14. Tht next objection was in respect of the allotment of 2 bighas 15 dhurs of kasht land to Mosammat Ramjhari Kuer, also known as Laljhari Kuer. It was urged in the court below that, inasmuch as she was not the daughter of Thakur Prasad as alleged by the contestine defendants, she was not entitled to any share or maintenance from the family properties. For this reason, the court below has excluded this area of land from the award and. as agreed to by the lawyers for the contesting defendants, it was decided by that court that the plaintiffs might take this area of land and to that extent the award was modified. Mr. Singh submitted that this allotment to Ramjhari Kuer indicated misconduct on the part of the arbitrators and. therefore, the entire award was liable to be set aside: but we are unable to agree with him He further submitted that the allotment to Ramjhari Kuer and the other allotments were inextricably related to the entire subject-matter of the suit and the infirmity attaching to this portion of the allotment would affect the entire award, but it is manifest from what has been stated earlier that this allotment to Ramihari Kuer cannot disturb the other allotments, particularly when the defendants had forgone this area of 2 bighas and odd in favour of the plaintiffs This objection, therefore, fails.

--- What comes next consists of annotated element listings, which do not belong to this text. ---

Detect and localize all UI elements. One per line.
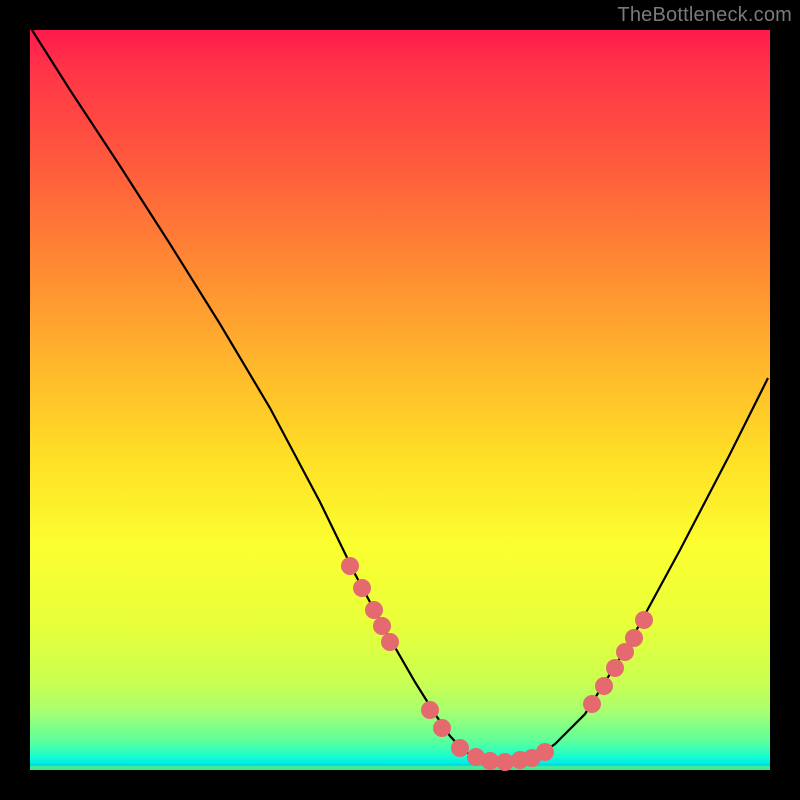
marker-dot bbox=[536, 743, 554, 761]
marker-dot bbox=[421, 701, 439, 719]
marker-dot bbox=[341, 557, 359, 575]
marker-dot bbox=[373, 617, 391, 635]
marker-dot bbox=[606, 659, 624, 677]
chart-frame: TheBottleneck.com bbox=[0, 0, 800, 800]
marker-dot bbox=[365, 601, 383, 619]
curve-line bbox=[32, 30, 768, 762]
marker-dot bbox=[451, 739, 469, 757]
marker-dots bbox=[341, 557, 653, 771]
marker-dot bbox=[625, 629, 643, 647]
watermark-text: TheBottleneck.com bbox=[617, 4, 792, 27]
marker-dot bbox=[353, 579, 371, 597]
marker-dot bbox=[433, 719, 451, 737]
marker-dot bbox=[381, 633, 399, 651]
chart-svg bbox=[30, 30, 770, 770]
marker-dot bbox=[635, 611, 653, 629]
marker-dot bbox=[583, 695, 601, 713]
marker-dot bbox=[595, 677, 613, 695]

15. The last argument of Mr. Singh was that the fact that the handnotes had become time-barred could not absolve the arbitrators from inspecting the same, because they became so barred on account of the carelessness of the original defendant No 1, and It was the duty of the arbitrators to take accounts and compensate the plaintiffs for the loss to the family resulting from this carelessness. But there is no claim in the plaint for compensation or accounting in respect of the handnotes. Of course, in relief (a) the plaintiffs have claimed an account of the entire income and expenses of the joint family properties from defendant No. 1 for the purpose of finding out the assets of the joint family; but the arbitrators have considered this relief in paragraph 10 of the award. There is, therefore, no substance in this contention either.
16. In the result, the appeal is dismissed with costs. Hearing fee is assessed at Rs. 64.00.